RiversEdge West worked with expert scientists and land managers to develop education programs for students of all ages, from elementary school to the university level. As a result, it’s able to tailor the materials and presentations to meet school district standards for each grade level. 

Lessons can take place by the Colorado River or in the classroom. Lloyd describes the program as “connecting the community of youth to the river and integrating classroom projects with outdoor river curriculum.” Students learn about science topics, like how important healthy river flow rates are, the need for biodiversity, predator/prey relationships, and habitat health. They also learn a more foundational lesson – that individual actions make an impact.  

Learning about Biological Control and Tamarisk Leaf Beetles 

Students also have the opportunity to learn about biological control, also known as biocontrol. Biocontrol reduces pests species (whether plants, insects or animals) by reuniting them with a natural predator. For example, the tamarisk leaf beetle coevolved with tamarisk in Europe and Asia, where the non-native and invasive plant originates. The beetle eats the invasive plants’ leaves, stressing them and giving native plants a chance to compete. 

In the spring and summer, students can practice monitoring tamarisk leaf beetle populations during riverside classroom sessions. If that sounds complicated, it’s not. It involves sweeping trees with bug nets to catch beetles and then counting them. What kid doesn’t like bug nets? 

Finding bugs just takes a net and a little determination. 

According to Cara Kukuraitis, RiversEdge West’s Outreach Coordinator, these days on the river really resonate with students. “I’ve had teachers come up to me saying that the most disengaged students were the most engaged that day,” says Kukuraitis. “It’s really cool because this one activity lets them connect to the river and the environment in a really powerful way.”

“After their first sweep or two, when they discover all the little insects and organisms living in the trees, they start to realize that this is something that they love doing,” says Kukuraitis. “You can see the progress throughout the day, from the kids being uncomfortable out there to be really comfortable and happy, which is really cool.”

But it’s not just the bugs that pull kids in. It’s understanding what weedy, invasives species can do to a river system. “When I look at kids’ faces when I show them before and after photos of a restoration project and it clicks, in that moment they realize how important this work is,” says Kukuraitis. “You see them beginning to understand the ecosystem wide-way that it alters the river.”
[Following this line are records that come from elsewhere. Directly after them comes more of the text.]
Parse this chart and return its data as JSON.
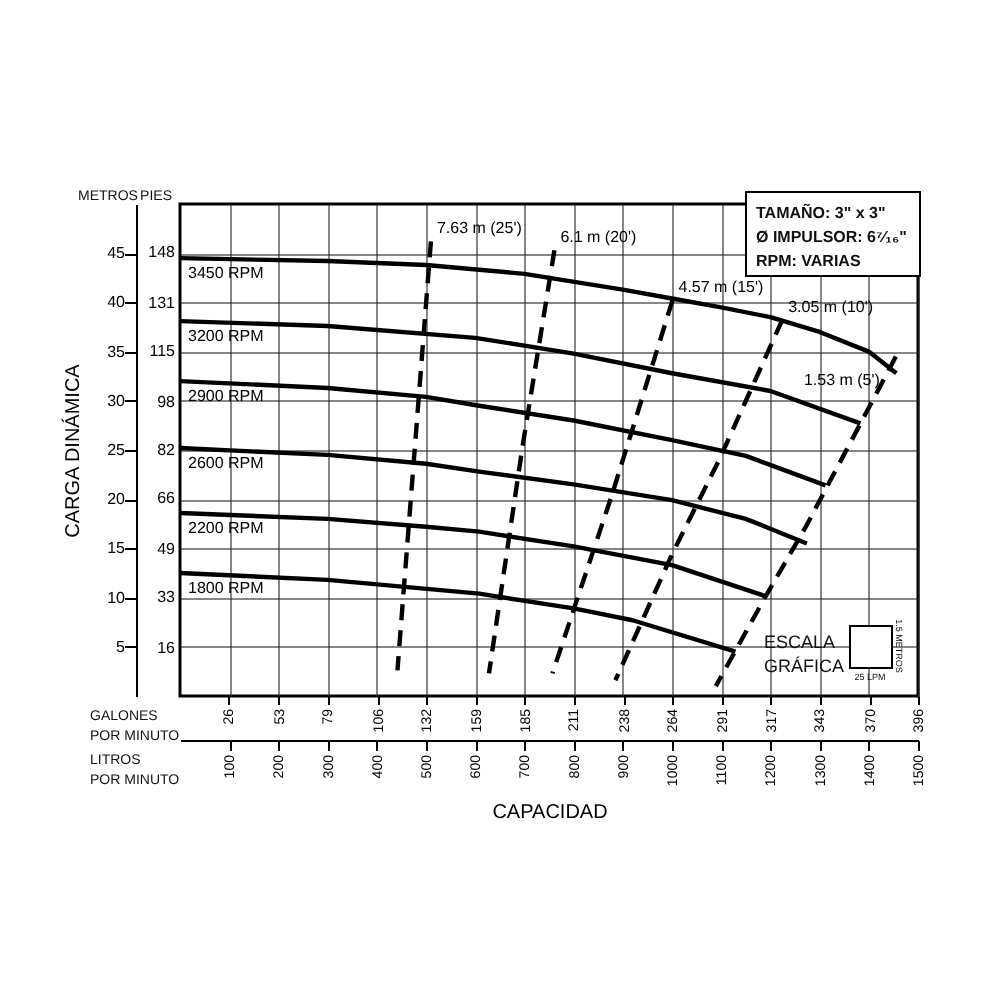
{
  "chart_data": {
    "type": "line",
    "xlabel": "CAPACIDAD",
    "ylabel": "CARGA DINÁMICA",
    "xlim": [
      0,
      1500
    ],
    "xticks": [
      100,
      200,
      300,
      400,
      500,
      600,
      700,
      800,
      900,
      1000,
      1100,
      1200,
      1300,
      1400,
      1500
    ],
    "x2lim": [
      0,
      396
    ],
    "x2ticks": [
      26,
      53,
      79,
      106,
      132,
      159,
      185,
      211,
      238,
      264,
      291,
      317,
      343,
      370,
      396
    ],
    "ylim": [
      0,
      50
    ],
    "yticks": [
      5,
      10,
      15,
      20,
      25,
      30,
      35,
      40,
      45
    ],
    "y2lim": [
      0,
      164
    ],
    "y2ticks": [
      16,
      33,
      49,
      66,
      82,
      98,
      115,
      131,
      148
    ],
    "grid": true,
    "series": [
      {
        "name": "3450 RPM",
        "color": "#000000",
        "line_style": "solid",
        "x": [
          0,
          300,
          500,
          700,
          900,
          1000,
          1100,
          1200,
          1300,
          1400,
          1456
        ],
        "values": [
          44.5,
          44.2,
          43.8,
          42.9,
          41.3,
          40.4,
          39.5,
          38.5,
          37,
          35,
          32.8
        ]
      },
      {
        "name": "3200 RPM",
        "color": "#000000",
        "line_style": "solid",
        "x": [
          0,
          300,
          600,
          800,
          1000,
          1200,
          1383
        ],
        "values": [
          38.1,
          37.6,
          36.4,
          34.8,
          32.8,
          31,
          27.7
        ]
      },
      {
        "name": "2900 RPM",
        "color": "#000000",
        "line_style": "solid",
        "x": [
          0,
          300,
          500,
          608,
          800,
          1000,
          1150,
          1312
        ],
        "values": [
          32,
          31.3,
          30.4,
          29.5,
          28,
          26,
          24.4,
          21.4
        ]
      },
      {
        "name": "2600 RPM",
        "color": "#000000",
        "line_style": "solid",
        "x": [
          0,
          300,
          500,
          608,
          800,
          1000,
          1150,
          1274
        ],
        "values": [
          25.2,
          24.5,
          23.6,
          22.8,
          21.5,
          19.9,
          18,
          15.5
        ]
      },
      {
        "name": "2200 RPM",
        "color": "#000000",
        "line_style": "solid",
        "x": [
          0,
          300,
          500,
          608,
          800,
          1000,
          1193
        ],
        "values": [
          18.6,
          18,
          17.2,
          16.7,
          15.2,
          13.3,
          10.1
        ]
      },
      {
        "name": "1800 RPM",
        "color": "#000000",
        "line_style": "solid",
        "x": [
          0,
          300,
          608,
          800,
          920,
          1129
        ],
        "values": [
          12.5,
          11.8,
          10.4,
          8.9,
          7.7,
          4.5
        ]
      },
      {
        "name": "7.63 m (25')",
        "color": "#000000",
        "line_style": "dashed",
        "x": [
          510,
          442
        ],
        "values": [
          46.2,
          2.6
        ]
      },
      {
        "name": "6.1 m (20')",
        "color": "#000000",
        "line_style": "dashed",
        "x": [
          761,
          696,
          628
        ],
        "values": [
          45.3,
          25.3,
          2.3
        ]
      },
      {
        "name": "4.57 m (15')",
        "color": "#000000",
        "line_style": "dashed",
        "x": [
          1001,
          879,
          757
        ],
        "values": [
          40.2,
          20.6,
          2.3
        ]
      },
      {
        "name": "3.05 m (10')",
        "color": "#000000",
        "line_style": "dashed",
        "x": [
          1224,
          1096,
          1001,
          885
        ],
        "values": [
          38.2,
          24,
          14.5,
          1.6
        ]
      },
      {
        "name": "1.53 m (5')",
        "color": "#000000",
        "line_style": "dashed",
        "x": [
          1455,
          1380,
          1272,
          1190,
          1089
        ],
        "values": [
          34.5,
          27.4,
          17.2,
          10.1,
          1
        ]
      }
    ],
    "annotations": [
      "METROS",
      "PIES",
      "GALONES POR MINUTO",
      "LITROS POR MINUTO",
      "TAMAÑO: 3\" x 3\"",
      "Ø IMPULSOR: 6⁷⁄₁₆\"",
      "RPM: VARIAS",
      "ESCALA GRÁFICA",
      "25 LPM",
      "1.5 METROS"
    ]
  }
}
Students spread out to try their hand at finding tamarisk leaf beetles.

It Takes A Village

RiversEdge West’s education programs have many supporters, including the Xcel Energy Foundation, Alpine Bank and Forever Our Rivers Foundation. Pooling resources helps to ensure a lasting impact and Forever Our Rivers is proud of its contribution. 

“Funding from Forever Our Rivers Foundation allowed RiversEdge West to expand our river education program and engage an additional 350 students to learn about the importance of our Western rivers,” says Lloyd. “This helped us accomplish a critical piece of our mission, to inspire and educate the next generation of river stewards.”